A Proper Scoring Rule for Virtual Staining
2026-02-26 • Machine Learning
Machine Learning
AI summaryⓘ
The authors discuss virtual staining models that predict biological features from cell images, which is helpful for analyzing many samples quickly. They point out that current methods only check overall accuracy instead of how confident the models are about each cell prediction. To fix this, they introduce a new way to measure the information gained from each cell prediction, called information gain (IG). They tested their approach on different types of models and found that IG can identify differences in performance that other measures miss.

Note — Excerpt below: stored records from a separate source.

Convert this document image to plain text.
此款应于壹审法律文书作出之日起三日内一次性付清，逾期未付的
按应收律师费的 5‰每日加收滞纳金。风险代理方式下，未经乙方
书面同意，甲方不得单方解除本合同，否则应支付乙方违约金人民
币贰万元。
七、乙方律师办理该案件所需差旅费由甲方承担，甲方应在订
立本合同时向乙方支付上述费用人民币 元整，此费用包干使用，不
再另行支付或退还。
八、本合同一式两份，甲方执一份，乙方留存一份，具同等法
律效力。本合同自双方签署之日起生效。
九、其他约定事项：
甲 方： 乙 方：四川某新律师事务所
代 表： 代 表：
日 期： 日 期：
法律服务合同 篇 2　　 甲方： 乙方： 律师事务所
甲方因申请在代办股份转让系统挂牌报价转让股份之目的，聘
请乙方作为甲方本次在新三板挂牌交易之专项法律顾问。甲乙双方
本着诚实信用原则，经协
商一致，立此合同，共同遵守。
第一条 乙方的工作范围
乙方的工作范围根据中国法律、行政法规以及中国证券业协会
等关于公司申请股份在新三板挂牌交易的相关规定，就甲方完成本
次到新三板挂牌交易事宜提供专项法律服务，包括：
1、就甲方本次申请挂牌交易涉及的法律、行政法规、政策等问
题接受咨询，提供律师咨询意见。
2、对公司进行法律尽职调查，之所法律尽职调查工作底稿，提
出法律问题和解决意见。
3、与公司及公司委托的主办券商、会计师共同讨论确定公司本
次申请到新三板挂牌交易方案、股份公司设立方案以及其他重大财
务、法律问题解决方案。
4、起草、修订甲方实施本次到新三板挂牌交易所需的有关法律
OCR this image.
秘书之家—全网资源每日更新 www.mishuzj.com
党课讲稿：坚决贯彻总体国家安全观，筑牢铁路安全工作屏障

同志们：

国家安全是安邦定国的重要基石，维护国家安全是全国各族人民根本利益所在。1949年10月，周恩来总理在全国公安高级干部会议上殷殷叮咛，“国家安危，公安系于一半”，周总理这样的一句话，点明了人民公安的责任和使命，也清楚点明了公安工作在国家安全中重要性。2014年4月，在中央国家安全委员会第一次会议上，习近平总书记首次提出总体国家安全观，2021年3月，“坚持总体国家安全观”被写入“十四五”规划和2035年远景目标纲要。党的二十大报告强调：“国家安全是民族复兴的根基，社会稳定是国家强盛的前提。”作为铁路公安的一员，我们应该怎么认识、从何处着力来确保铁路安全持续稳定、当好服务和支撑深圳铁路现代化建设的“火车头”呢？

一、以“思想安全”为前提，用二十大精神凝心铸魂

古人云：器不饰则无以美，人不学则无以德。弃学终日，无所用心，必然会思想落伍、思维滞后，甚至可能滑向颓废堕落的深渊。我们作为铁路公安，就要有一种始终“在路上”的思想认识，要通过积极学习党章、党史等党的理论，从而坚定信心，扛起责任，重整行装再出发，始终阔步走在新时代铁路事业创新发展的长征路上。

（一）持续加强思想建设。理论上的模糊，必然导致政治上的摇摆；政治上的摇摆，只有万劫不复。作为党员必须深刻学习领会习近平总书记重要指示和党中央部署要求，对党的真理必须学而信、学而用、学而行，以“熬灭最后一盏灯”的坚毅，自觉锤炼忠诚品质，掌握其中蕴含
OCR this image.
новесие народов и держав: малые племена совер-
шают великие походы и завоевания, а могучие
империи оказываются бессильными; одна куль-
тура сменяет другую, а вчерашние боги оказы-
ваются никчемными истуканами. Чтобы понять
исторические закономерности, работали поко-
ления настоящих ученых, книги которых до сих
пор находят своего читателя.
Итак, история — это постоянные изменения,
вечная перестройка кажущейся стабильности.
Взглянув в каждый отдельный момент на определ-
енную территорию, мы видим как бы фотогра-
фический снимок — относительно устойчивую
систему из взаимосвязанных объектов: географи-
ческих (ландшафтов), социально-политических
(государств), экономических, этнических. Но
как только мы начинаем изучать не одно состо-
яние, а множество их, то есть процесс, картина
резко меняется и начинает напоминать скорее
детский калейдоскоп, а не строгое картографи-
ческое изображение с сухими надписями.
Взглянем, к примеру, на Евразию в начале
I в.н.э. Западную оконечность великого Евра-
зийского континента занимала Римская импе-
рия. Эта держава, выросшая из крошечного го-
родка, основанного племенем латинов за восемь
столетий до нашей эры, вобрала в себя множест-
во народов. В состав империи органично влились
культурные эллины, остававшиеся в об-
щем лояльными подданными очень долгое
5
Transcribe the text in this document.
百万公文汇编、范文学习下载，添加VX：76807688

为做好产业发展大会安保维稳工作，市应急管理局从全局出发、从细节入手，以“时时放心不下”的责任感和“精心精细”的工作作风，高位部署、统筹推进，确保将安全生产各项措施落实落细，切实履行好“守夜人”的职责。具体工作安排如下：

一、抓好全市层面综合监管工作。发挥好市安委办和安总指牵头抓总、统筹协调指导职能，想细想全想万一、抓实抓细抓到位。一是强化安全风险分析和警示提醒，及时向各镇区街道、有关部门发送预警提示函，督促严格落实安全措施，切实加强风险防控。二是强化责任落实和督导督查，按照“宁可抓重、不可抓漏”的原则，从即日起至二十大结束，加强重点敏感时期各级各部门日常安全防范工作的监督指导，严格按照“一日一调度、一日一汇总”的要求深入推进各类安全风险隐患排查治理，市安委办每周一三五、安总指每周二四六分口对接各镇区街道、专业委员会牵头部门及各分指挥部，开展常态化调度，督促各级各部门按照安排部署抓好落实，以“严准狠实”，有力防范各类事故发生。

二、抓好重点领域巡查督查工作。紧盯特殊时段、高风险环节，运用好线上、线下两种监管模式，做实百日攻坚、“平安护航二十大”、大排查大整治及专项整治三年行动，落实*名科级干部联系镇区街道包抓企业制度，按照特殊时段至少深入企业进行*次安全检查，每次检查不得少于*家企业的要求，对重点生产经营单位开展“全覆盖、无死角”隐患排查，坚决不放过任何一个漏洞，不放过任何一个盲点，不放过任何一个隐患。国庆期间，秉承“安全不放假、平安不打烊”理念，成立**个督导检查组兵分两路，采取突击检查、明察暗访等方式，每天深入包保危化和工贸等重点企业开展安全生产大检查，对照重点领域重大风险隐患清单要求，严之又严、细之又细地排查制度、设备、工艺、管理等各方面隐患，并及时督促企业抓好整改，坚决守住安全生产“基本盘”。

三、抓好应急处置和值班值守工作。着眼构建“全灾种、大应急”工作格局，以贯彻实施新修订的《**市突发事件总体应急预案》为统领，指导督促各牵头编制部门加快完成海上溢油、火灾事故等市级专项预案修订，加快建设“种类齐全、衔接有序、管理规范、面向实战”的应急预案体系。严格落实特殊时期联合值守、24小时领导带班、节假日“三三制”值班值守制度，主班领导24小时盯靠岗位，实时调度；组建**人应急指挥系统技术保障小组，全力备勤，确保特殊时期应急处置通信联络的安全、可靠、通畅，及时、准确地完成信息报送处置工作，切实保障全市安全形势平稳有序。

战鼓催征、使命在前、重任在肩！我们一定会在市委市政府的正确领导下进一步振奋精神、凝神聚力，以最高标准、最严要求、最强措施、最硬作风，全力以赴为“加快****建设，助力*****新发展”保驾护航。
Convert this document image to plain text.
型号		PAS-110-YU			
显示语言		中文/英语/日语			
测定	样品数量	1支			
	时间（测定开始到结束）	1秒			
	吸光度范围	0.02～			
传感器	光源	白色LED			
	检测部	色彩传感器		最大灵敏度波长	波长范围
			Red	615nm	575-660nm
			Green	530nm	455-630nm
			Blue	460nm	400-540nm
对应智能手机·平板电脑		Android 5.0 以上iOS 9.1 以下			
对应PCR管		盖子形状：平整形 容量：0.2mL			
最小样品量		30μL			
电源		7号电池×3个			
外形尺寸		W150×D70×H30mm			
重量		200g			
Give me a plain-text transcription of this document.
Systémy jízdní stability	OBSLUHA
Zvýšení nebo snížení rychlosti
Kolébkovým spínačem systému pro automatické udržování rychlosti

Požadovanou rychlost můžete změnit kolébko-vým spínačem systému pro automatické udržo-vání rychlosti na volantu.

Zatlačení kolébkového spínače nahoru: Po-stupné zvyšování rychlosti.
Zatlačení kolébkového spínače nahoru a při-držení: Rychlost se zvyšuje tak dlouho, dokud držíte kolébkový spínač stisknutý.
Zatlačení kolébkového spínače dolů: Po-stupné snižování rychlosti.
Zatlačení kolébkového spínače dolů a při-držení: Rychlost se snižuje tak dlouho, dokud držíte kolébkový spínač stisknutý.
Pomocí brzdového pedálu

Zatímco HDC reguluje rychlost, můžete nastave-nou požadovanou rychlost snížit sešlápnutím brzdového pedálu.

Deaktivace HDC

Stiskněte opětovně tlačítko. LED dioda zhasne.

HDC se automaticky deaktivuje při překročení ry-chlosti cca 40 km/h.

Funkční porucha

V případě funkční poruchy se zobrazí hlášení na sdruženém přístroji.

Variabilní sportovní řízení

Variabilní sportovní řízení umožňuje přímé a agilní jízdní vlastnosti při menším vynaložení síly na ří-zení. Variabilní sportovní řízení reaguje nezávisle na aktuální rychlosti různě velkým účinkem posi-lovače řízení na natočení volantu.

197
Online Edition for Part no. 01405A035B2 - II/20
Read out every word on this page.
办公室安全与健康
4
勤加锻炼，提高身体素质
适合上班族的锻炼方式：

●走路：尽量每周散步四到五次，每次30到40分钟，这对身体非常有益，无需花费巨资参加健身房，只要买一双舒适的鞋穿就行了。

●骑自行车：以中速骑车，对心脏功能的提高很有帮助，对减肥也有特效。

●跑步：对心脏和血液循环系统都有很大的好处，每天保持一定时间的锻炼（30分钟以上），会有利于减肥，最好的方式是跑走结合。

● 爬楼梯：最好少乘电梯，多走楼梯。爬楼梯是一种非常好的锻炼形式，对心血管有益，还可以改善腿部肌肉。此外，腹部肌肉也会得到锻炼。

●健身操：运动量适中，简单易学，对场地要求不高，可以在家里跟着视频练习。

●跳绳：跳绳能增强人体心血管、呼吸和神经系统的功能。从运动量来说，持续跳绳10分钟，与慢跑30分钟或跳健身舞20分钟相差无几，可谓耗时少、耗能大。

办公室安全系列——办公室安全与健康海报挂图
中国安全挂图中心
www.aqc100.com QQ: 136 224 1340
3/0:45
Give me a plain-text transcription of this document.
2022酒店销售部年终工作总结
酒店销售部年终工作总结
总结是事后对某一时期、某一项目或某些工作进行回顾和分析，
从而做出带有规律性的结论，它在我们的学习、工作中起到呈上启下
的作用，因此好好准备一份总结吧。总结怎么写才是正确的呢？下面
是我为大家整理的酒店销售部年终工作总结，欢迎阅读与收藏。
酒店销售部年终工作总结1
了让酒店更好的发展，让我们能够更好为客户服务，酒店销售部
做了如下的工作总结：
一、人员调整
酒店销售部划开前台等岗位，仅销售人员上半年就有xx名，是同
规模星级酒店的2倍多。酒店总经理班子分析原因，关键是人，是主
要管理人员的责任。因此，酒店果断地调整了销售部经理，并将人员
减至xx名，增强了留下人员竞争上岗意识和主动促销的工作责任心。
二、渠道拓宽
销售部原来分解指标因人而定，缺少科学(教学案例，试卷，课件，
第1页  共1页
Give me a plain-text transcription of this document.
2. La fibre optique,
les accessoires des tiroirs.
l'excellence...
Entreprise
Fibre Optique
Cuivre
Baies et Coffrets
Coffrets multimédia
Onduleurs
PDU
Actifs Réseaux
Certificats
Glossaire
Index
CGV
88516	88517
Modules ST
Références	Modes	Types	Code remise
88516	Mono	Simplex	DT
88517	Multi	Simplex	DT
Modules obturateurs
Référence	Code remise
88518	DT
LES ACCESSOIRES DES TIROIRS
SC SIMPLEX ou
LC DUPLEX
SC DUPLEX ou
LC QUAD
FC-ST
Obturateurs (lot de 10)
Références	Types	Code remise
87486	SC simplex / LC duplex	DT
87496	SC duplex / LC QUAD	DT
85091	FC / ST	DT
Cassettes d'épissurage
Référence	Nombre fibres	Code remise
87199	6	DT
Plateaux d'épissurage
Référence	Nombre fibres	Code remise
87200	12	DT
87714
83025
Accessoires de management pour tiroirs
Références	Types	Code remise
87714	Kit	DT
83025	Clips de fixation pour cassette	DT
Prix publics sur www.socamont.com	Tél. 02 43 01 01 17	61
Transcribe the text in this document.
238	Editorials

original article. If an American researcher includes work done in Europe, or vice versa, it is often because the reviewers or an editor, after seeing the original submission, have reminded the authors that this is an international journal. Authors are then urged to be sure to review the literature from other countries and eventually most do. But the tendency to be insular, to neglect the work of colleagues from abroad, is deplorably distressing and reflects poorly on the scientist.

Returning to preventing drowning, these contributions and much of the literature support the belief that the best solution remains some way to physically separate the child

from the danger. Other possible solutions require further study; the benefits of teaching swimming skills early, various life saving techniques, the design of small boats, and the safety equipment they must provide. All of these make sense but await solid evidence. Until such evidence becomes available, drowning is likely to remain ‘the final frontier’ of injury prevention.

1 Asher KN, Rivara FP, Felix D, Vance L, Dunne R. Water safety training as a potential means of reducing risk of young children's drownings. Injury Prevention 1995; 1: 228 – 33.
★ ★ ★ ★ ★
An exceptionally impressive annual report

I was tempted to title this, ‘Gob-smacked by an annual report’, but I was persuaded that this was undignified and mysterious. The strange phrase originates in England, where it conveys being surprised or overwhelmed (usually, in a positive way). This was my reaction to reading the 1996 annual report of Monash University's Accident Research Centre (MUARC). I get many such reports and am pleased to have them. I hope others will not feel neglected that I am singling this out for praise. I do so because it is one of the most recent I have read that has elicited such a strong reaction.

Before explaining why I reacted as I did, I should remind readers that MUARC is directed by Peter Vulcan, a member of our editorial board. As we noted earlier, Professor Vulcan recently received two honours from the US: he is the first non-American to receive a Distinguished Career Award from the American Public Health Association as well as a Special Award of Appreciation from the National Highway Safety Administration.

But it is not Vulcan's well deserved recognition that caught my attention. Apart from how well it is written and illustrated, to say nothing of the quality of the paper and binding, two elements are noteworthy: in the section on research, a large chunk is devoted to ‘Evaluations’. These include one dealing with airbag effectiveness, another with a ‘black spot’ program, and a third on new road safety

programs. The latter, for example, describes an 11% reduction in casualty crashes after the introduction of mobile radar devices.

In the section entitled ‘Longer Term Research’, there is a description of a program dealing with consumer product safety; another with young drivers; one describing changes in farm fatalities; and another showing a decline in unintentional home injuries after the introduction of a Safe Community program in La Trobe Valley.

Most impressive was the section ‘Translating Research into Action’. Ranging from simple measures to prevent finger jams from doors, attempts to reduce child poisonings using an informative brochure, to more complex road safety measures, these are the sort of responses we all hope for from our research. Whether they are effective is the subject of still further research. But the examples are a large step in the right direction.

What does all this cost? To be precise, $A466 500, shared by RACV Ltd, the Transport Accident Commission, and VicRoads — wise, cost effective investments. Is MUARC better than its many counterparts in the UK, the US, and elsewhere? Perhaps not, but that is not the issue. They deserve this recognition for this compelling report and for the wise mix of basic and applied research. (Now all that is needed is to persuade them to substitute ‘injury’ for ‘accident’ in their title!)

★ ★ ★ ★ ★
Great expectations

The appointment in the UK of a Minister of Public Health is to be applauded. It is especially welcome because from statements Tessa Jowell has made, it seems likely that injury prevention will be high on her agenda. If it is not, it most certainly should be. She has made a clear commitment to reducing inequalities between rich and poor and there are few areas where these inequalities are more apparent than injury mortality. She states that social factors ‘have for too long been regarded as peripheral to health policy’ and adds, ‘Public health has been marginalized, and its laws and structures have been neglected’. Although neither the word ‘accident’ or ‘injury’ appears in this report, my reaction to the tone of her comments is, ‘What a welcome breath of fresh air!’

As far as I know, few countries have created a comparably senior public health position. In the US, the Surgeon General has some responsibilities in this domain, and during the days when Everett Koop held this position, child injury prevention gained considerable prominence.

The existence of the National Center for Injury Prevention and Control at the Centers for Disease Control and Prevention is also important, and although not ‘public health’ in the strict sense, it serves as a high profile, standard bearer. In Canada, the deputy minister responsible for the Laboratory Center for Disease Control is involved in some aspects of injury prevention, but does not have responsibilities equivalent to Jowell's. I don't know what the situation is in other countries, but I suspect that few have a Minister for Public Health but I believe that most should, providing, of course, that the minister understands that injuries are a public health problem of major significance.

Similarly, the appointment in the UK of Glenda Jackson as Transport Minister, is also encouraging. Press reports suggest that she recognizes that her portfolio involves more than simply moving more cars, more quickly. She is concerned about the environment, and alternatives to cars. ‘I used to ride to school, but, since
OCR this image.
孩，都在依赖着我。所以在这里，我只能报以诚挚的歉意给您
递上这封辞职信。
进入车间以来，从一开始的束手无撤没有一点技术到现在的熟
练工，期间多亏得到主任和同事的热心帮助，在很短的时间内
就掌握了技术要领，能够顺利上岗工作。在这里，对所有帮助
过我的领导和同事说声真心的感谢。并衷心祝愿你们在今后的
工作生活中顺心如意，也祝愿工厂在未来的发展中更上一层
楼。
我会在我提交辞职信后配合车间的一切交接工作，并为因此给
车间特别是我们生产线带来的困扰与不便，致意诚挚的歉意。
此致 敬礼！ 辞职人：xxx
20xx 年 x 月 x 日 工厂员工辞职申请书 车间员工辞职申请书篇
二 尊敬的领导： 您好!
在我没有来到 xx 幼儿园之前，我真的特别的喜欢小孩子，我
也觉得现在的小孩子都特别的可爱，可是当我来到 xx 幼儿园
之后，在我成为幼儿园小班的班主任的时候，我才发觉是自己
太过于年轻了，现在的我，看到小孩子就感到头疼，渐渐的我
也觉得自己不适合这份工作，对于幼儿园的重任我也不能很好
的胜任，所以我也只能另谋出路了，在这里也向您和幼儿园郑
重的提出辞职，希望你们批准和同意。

virtual staininghigh-throughput screeningposterior distributioninformation gaindiffusion modelsGANsscoring rulesbiological imagingmodel evaluation
Authors
Samuel Tonks, Steve Hood, Ryan Musso, Ceridwen Hopely, Steve Titus, Minh Doan, Iain Styles, Alexander Krull
Abstract
Generative virtual staining (VS) models for high-throughput screening (HTS) can provide an estimated posterior distribution of possible biological feature values for each input and cell. However, when evaluating a VS model, the true posterior is unavailable. Existing evaluation protocols only check the accuracy of the marginal distribution over the dataset rather than the predicted posteriors. We introduce information gain (IG) as a cell-wise evaluation framework that enables direct assessment of predicted posteriors. IG is a strictly proper scoring rule and comes with a sound theoretical motivation allowing for interpretability, and for comparing results across models and features. We evaluate diffusion- and GAN-based models on an extensive HTS dataset using IG and other metrics and show that IG can reveal substantial performance differences other metrics cannot.